En 1890, quatre Anglais, dont un médecin, le docteur Hocken, tentent l'expérience de marcher sur le feu en Polynésie; à leur grande surprise, ils ne ressentent qu'un léger picotement.  

En 1921, Monseigneur Despature, évêque de Mysore, aux Indes, assiste à une marche sur le feu. Le maître de cérémonie est un musulman mais ceux qui se livrent à l'épreuve, pieds et jambes nus, d'abord avec réticence, puis avec confiance au fur et à mesure que la cérémonie se déroule sans incident, appartiennent à plusieurs religions; il y a parmi eux des chrétiens et même des musiciens qui défilent par trois dans le feu, avec leurs instruments et leurs partitions; tous ressortent indemnes. Le prélat a soigneusement tout inspecté et n'a découvert aucune supercherie.   

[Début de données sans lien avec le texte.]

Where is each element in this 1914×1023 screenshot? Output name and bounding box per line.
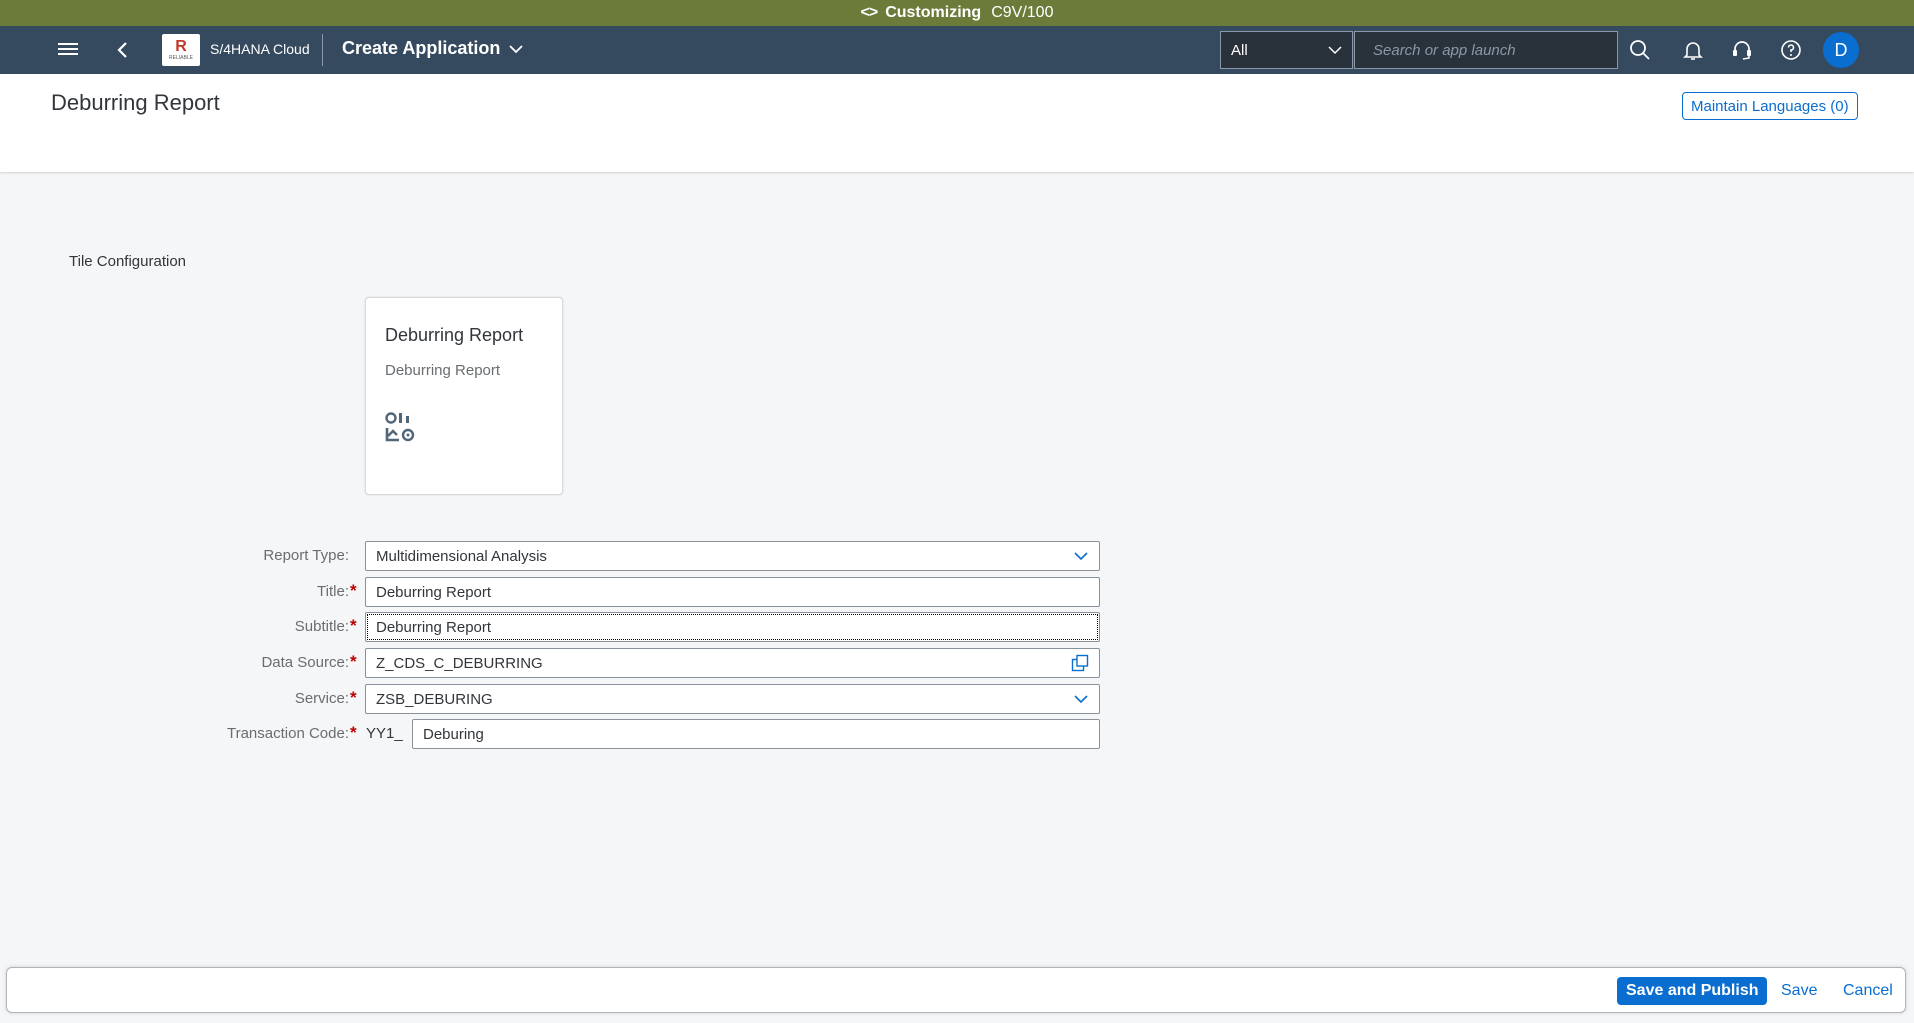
data-source-label: Data Source: bbox=[261, 654, 349, 671]
cancel-button[interactable]: Cancel bbox=[1837, 977, 1899, 1005]
system-bar: <> Customizing C9V/100 bbox=[0, 0, 1914, 26]
shell-divider bbox=[322, 34, 323, 66]
product-name: S/4HANA Cloud bbox=[210, 41, 310, 57]
user-avatar[interactable]: D bbox=[1823, 32, 1859, 68]
save-and-publish-button[interactable]: Save and Publish bbox=[1617, 977, 1768, 1005]
save-button[interactable]: Save bbox=[1775, 977, 1823, 1005]
transaction-code-row: Transaction Code: * YY1_ Deburing bbox=[0, 719, 1914, 749]
transaction-code-value: Deburing bbox=[423, 725, 484, 743]
subtitle-input[interactable]: Deburring Report bbox=[365, 612, 1100, 642]
bell-icon[interactable] bbox=[1681, 38, 1705, 62]
title-input[interactable]: Deburring Report bbox=[365, 577, 1100, 607]
required-marker: * bbox=[350, 616, 357, 635]
transaction-code-label: Transaction Code: bbox=[226, 725, 349, 742]
page-title: Deburring Report bbox=[51, 90, 220, 115]
tile-title: Deburring Report bbox=[385, 325, 524, 345]
app-title: Create Application bbox=[342, 38, 501, 58]
menu-icon[interactable] bbox=[58, 40, 78, 60]
transaction-code-input[interactable]: Deburing bbox=[412, 719, 1100, 749]
title-label: Title: bbox=[317, 583, 349, 600]
back-icon[interactable] bbox=[112, 37, 134, 63]
search-scope-select[interactable]: All bbox=[1220, 31, 1353, 69]
chevron-down-icon bbox=[509, 44, 524, 53]
subtitle-label: Subtitle: bbox=[294, 618, 349, 635]
transaction-code-prefix: YY1_ bbox=[366, 725, 403, 742]
tile-subtitle: Deburring Report bbox=[385, 362, 501, 379]
system-id: C9V/100 bbox=[991, 4, 1054, 21]
search-icon[interactable] bbox=[1628, 38, 1652, 62]
system-bar-label: Customizing bbox=[885, 4, 982, 21]
maintain-languages-button[interactable]: Maintain Languages (0) bbox=[1682, 92, 1858, 120]
required-marker: * bbox=[350, 581, 357, 600]
search-input[interactable] bbox=[1354, 31, 1618, 69]
data-source-input[interactable]: Z_CDS_C_DEBURRING bbox=[365, 648, 1100, 678]
page-header: Deburring Report Maintain Languages (0) bbox=[0, 74, 1914, 172]
subtitle-row: Subtitle: * Deburring Report bbox=[0, 612, 1914, 642]
required-marker: * bbox=[350, 652, 357, 671]
service-row: Service: * ZSB_DEBURING bbox=[0, 684, 1914, 714]
help-icon[interactable] bbox=[1779, 38, 1803, 62]
title-value: Deburring Report bbox=[376, 583, 492, 601]
tile-preview[interactable]: Deburring Report Deburring Report bbox=[365, 297, 563, 495]
headset-icon[interactable] bbox=[1730, 38, 1754, 62]
code-icon: <> bbox=[860, 4, 879, 21]
chevron-down-icon bbox=[1074, 552, 1088, 561]
app-title-menu[interactable]: Create Application bbox=[342, 38, 524, 59]
title-row: Title: * Deburring Report bbox=[0, 577, 1914, 607]
chevron-down-icon bbox=[1328, 46, 1342, 55]
data-source-value: Z_CDS_C_DEBURRING bbox=[376, 654, 543, 672]
shell-bar: R RELIABLE S/4HANA Cloud Create Applicat… bbox=[0, 26, 1914, 74]
report-type-label: Report Type: bbox=[263, 547, 349, 564]
service-value: ZSB_DEBURING bbox=[376, 690, 493, 708]
data-source-row: Data Source: * Z_CDS_C_DEBURRING bbox=[0, 648, 1914, 678]
service-select[interactable]: ZSB_DEBURING bbox=[365, 684, 1100, 714]
required-marker: * bbox=[350, 723, 357, 742]
subtitle-value: Deburring Report bbox=[376, 618, 492, 636]
report-type-select[interactable]: Multidimensional Analysis bbox=[365, 541, 1100, 571]
service-label: Service: bbox=[294, 690, 349, 707]
value-help-icon[interactable] bbox=[1071, 654, 1089, 672]
section-title: Tile Configuration bbox=[69, 253, 187, 270]
footer-toolbar: Save and Publish Save Cancel bbox=[6, 967, 1906, 1013]
search-scope-value: All bbox=[1231, 41, 1248, 59]
company-logo[interactable]: R RELIABLE bbox=[162, 34, 200, 66]
report-type-value: Multidimensional Analysis bbox=[376, 547, 547, 565]
required-marker: * bbox=[350, 688, 357, 707]
report-type-row: Report Type: Multidimensional Analysis bbox=[0, 541, 1914, 571]
chevron-down-icon bbox=[1074, 695, 1088, 704]
analytics-icon bbox=[385, 412, 415, 442]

En 1937, des chercheurs de l'université de Londres reconstituent l'expérience en Angleterre, dans le Surrey. Toutes les précautions sont prises pour éviter les fraudes. Une fosse de sept mètres est creusée puis emplie de combustibles ignés. La température en surface atteint 430°. Un jeune Hindou traverse à quatre reprise la fosse en longueur sans que ses pieds, à la peau pourtant fine, ne montrent la trace d'aucune brûlure, ni à l'issue du test, ni le lendemain. Plusieurs autres expériences du même genre ont eu lieu depuis; elles révèlent que l'insensibilité ne concerne que la chaleur: au Japon, le professeur Stephenson, qui marche sur des pierres brûlantes se blesse au pied sur le tranchant de l'une d'elle; il ressent la douleur de la coupure.  

Le phénomène de la marche sur le feu a été observé en différents endroits à travers le monde, en Afrique, en Amérique du Nord, en Haïti, aux Indes, au Tibet, en Malaisie, au Japon, aux Philippines, au Fidji, en Polynésie... mais aussi en Grèce. Les Malbars de l'île de la Réunion organisent chaque année, au mois de mars, une cérémonie de ce genre qui attire les touristes.  

La science n'a pas encore percé le secret de ce mystère. Que savons-nous de la douleur et de la manière dont chacun d'entre nous l'éprouve?